Mind-Reading? Science Is Getting Closer

Ever wish you could borrow someone else’s brain for a moment? Researchers from The University of Texas at Austin may have found a way—at least when it comes to language decoding. In their study published in Current Biology, the investigators revealed that semantic decoders trained on one person’s brain data can be transferred to another using functional alignment—meaning brain-to-brain language translation just got a whole lot easier. The researchers trained decoders on brain responses from separate participants, then used either stories or silent movies to align brain activity across individuals. Incredibly, even without any linguistic training data, the decoders still picked up meaningful connections between words and brain activity. Even more impressive? The technique held up even when parts of the brain were "lesioned" in simulations, suggesting a robust and adaptable method. This breakthrough could be a game-changer for people with language impairments by reducing the need for personalized training data. So, while we’re not quite at mind-melding levels yet, this study suggests we may be one step closer to a universal brain decoder.

Goodbye Plastic, Hello Mycelium Printing

Researchers from the University of Washington might have just made fungi the next big thing in 3D printing. Their study—published in 3D Printing and Additive Manufacturing—introduced a game-changing method to 3D print mycelium biocomposites without the need for molds, unlocking a whole new world of sustainable fabrication. Their secret? Mycofluid, a coffee ground–based, mycelium-inoculated paste, and Fungibot, a custom bioprinter that lays down layers of fungi-infused goodness. So, not only are these printed structures biodegradable, but they actually grow and fuse over time, forming intricate, self-healing designs that could replace plastic-based manufacturing. Tests showed that mycelium colonization made the biocomposites more hydrophobic and durable, resisting water absorption and improving mechanical strength. With applications ranging from packaging to architecture (and maybe even living coffins!), these researchers prove that 3D printing with fungi isn’t just eco-friendly—it’s downright spore-tacular.

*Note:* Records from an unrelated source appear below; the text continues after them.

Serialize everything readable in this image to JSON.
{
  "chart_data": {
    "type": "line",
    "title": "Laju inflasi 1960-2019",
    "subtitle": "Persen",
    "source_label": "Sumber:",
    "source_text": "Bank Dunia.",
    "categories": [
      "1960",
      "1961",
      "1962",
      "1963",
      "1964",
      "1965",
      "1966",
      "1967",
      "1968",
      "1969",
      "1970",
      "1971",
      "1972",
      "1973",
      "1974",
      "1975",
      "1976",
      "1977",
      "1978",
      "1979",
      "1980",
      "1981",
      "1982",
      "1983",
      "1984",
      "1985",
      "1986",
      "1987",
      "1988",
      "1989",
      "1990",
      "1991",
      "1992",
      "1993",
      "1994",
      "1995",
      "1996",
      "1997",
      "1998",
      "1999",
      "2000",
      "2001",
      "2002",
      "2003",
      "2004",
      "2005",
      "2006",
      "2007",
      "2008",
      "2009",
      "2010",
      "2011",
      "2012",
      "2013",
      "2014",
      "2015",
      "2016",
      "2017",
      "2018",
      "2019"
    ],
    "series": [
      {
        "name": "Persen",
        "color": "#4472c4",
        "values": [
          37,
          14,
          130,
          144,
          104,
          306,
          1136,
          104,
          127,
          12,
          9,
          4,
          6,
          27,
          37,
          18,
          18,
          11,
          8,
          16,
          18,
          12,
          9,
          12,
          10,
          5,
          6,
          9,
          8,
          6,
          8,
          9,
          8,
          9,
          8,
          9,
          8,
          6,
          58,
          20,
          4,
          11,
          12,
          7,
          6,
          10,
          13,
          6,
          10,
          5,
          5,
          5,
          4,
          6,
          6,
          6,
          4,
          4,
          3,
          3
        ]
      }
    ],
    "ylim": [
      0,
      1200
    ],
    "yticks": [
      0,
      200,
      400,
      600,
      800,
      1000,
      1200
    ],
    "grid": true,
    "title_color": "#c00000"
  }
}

Creatine, Protein, and a Side of Body Dysmorphia?

A study published in PLOS Mental Health highlighted that muscle-building supplements might be fueling more than just gains—they may also be linked to muscle dysmorphia symptoms. Analyzing 2,731 Canadian adolescents and young adults, researchers found that using whey protein, creatine, preworkout, and other popular supplements increased the odds of hitting the clinical threshold for muscle dysmorphia. Weight gainers and creatine packed the biggest punch, driving a stronger obsession with size and workout dependency. Surprisingly, supplement users reported less appearance-related distress—perhaps because they felt closer to their ideal physique. Girls and women showed stronger links between supplement use and dysmorphia than boys and men, hinting at unique body image pressures. With supplement use becoming the norm, these findings highlight the need for awareness, screening, and maybe some regulation of the substances—because chasing the “perfect” body shouldn’t come at the cost of mental health.

The intersection of medicine and the unexpected reminds us how wild, weird, and wonderful science can be. The world of health care continues to surprise and astonish.